“Make your coffee at home to save money.”
That’s one thing my mom kept reminding me before I moved abroad. Be smart and save money in little ways. A cup of coffee might seem like a small cost but when you add it up over weeks and months it adds up. A good idea but I’m running into one small problem…
I’m buying coffee every day. I’m living in a country that loves their cafes and coffee. Not only do I buy coffees out, I’m actually buying more coffees out than I ever have before.
There is a rather lovely culture around coffee (and tea) in Australia. Almost all of my coworkers either go on coffee shop runs daily. There are so many local cafes to choose from and they all take their coffee very seriously. It’s made properly and never rushed. My first week here I stood impatiently waiting for my coffee to be ready. I’ve learned quickly that is the wrong approach to take when it comes to ordering your coffee here. I have to remind myself to pause, wait, and relax.
I also like when going for a coffee becomes an event. At home I would make coffee in the morning as part of a caffeine habit. I never thought about it or enjoyed it. It was a mindless, early morning act. In Australia I like to sit and enjoy a coffee, ask a friend or coworker to come along or meet someone for coffee because it’s an occasion.
What is the coffee culture where you’re from?
15 thoughts on “Sipping on some Coffee Culture: Australian Edition”
Great post Hannah!
Coffee serves two purposes for me. One, it’s caffeine and I rely on it. It’s safe to say I’m addicted — I have about 4 cups of coffee on any given work day to get me through it and to get through that evening’s activities.

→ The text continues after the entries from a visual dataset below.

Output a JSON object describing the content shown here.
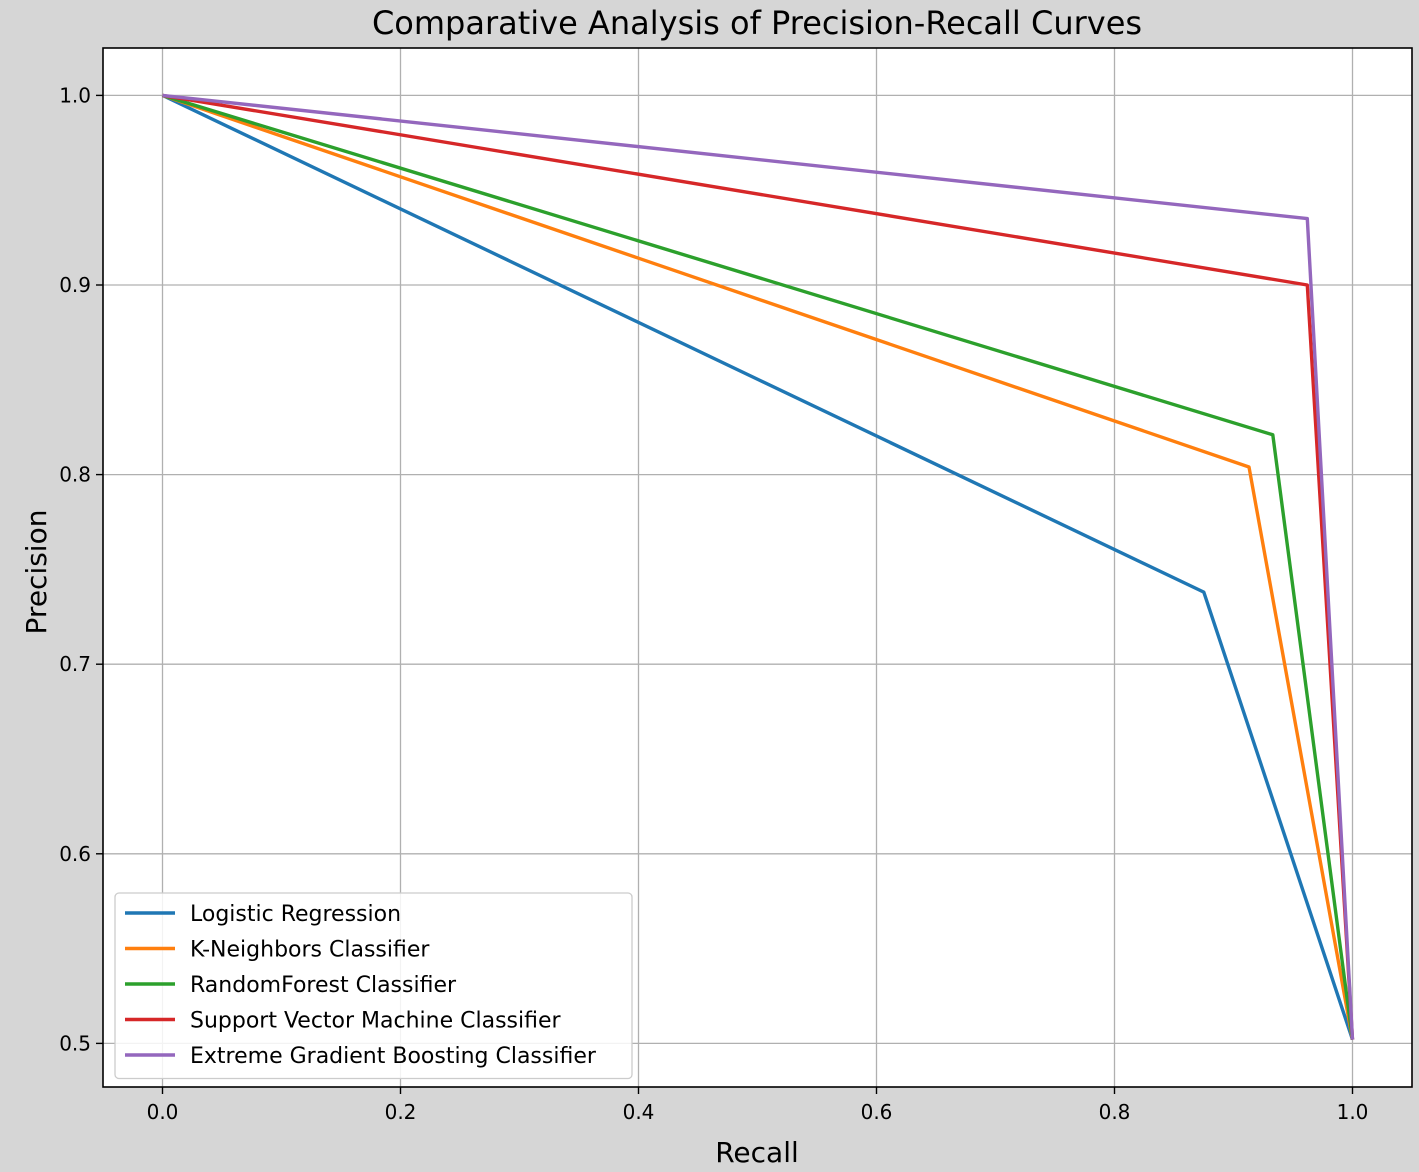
{
  "chart_data": {
    "type": "line",
    "title": "Comparative Analysis of Precision-Recall Curves",
    "xlabel": "Recall",
    "ylabel": "Precision",
    "xlim": [
      -0.05,
      1.05
    ],
    "ylim": [
      0.477,
      1.025
    ],
    "xticks": [
      0.0,
      0.2,
      0.4,
      0.6,
      0.8,
      1.0
    ],
    "xtick_labels": [
      "0.0",
      "0.2",
      "0.4",
      "0.6",
      "0.8",
      "1.0"
    ],
    "yticks": [
      0.5,
      0.6,
      0.7,
      0.8,
      0.9,
      1.0
    ],
    "ytick_labels": [
      "0.5",
      "0.6",
      "0.7",
      "0.8",
      "0.9",
      "1.0"
    ],
    "grid": true,
    "legend_position": "lower-left",
    "series": [
      {
        "name": "Logistic Regression",
        "color": "#1f77b4",
        "x": [
          0.0,
          0.875,
          1.0
        ],
        "y": [
          1.0,
          0.738,
          0.502
        ]
      },
      {
        "name": "K-Neighbors Classifier",
        "color": "#ff7f0e",
        "x": [
          0.0,
          0.913,
          1.0
        ],
        "y": [
          1.0,
          0.804,
          0.502
        ]
      },
      {
        "name": "RandomForest Classifier",
        "color": "#2ca02c",
        "x": [
          0.0,
          0.933,
          1.0
        ],
        "y": [
          1.0,
          0.821,
          0.502
        ]
      },
      {
        "name": "Support Vector Machine Classifier",
        "color": "#d62728",
        "x": [
          0.0,
          0.962,
          1.0
        ],
        "y": [
          1.0,
          0.9,
          0.502
        ]
      },
      {
        "name": "Extreme Gradient Boosting Classifier",
        "color": "#9467bd",
        "x": [
          0.0,
          0.962,
          1.0
        ],
        "y": [
          1.0,
          0.935,
          0.502
        ]
      }
    ]
  }
}
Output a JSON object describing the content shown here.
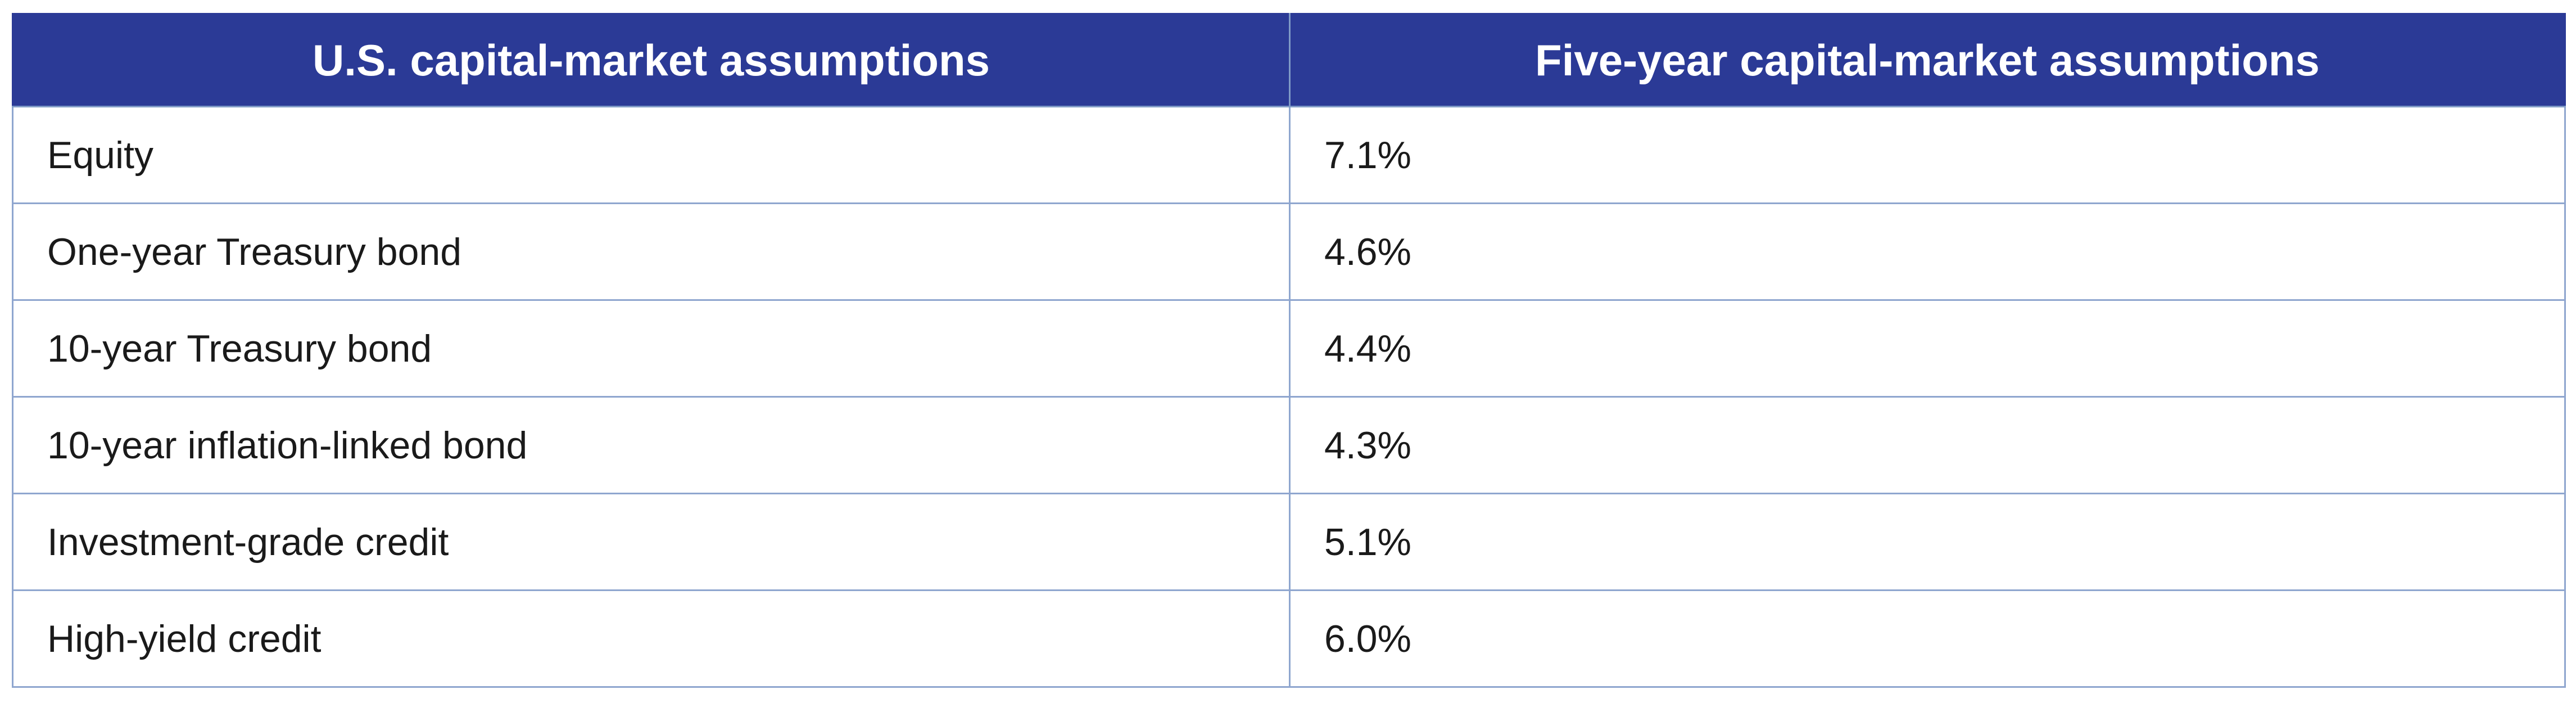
{
  "table": {
    "headers": [
      "U.S. capital-market assumptions",
      "Five-year capital-market assumptions"
    ],
    "rows": [
      {
        "asset": "Equity",
        "value": "7.1%"
      },
      {
        "asset": "One-year Treasury bond",
        "value": "4.6%"
      },
      {
        "asset": "10-year Treasury bond",
        "value": "4.4%"
      },
      {
        "asset": "10-year inflation-linked bond",
        "value": "4.3%"
      },
      {
        "asset": "Investment-grade credit",
        "value": "5.1%"
      },
      {
        "asset": "High-yield credit",
        "value": "6.0%"
      }
    ]
  },
  "colors": {
    "header_background": "#2b3a96",
    "header_text": "#ffffff",
    "border": "#8fa6cf",
    "body_text": "#1a1a1a"
  }
}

But I also enjoy my coffee. While I try to make my coffee and home and work, when’s it’s time to meet up with someone for a one-on-one, or if I need to meet with the other webmasters for our pariah, or really if it’s any sort of meeting that can take place in a coffee shop, that’s my vote.
Thanks Lauren — I love/hate being addicted to that morning caffeine at times. I’ve tried giving it up for periods and only drinking water. It works well if you can survive those first couple weeks. Then you don’t miss it!
Just all part of the culture, I guess. Like in furnished apartments, all places come with kettles for hot water but never a coffeemaker in sight!
Man, I miss my “morning tea” breaks in New Zealand:-)
Yes, I found the non-stove top kettle a bit strange when I first came here, but it’s growing on me. lol
I can’t drink instant anymore.. and while I’ve considered buying a coffee machine for home in the interests of ‘saving money’ I’m not home enough to justify the upfront cost when I can just walk 200m up the road to a cafe that does a great coffee for $3.00.
Also, it’s a great excuse to duck out of the office and get some air during the day. Even if it’s only for 5 minutesd.
Your Dad told me to look you up on the internet. He is soooo proud of you and I know that he misses you alot. I had called him to tell him that it was peroghi time. I do miss your Dad and Uncle but I do enjoy being retired.
Lots of good wishes as you start your new beginning.
Lately I’ve been drinking the crap at the bottom of the pot out of Ernie’s left over styrofoam Speedway cups… classy. But, you gotta do what you gotta do.
Oh, you’ve made me realise how much I miss Aussie coffee – I’m an Australian relocated to Canada. I can find good coffee here – but it’s not the same.
I worry that I’m spoiled now. I’ll return home and be a coffee snob!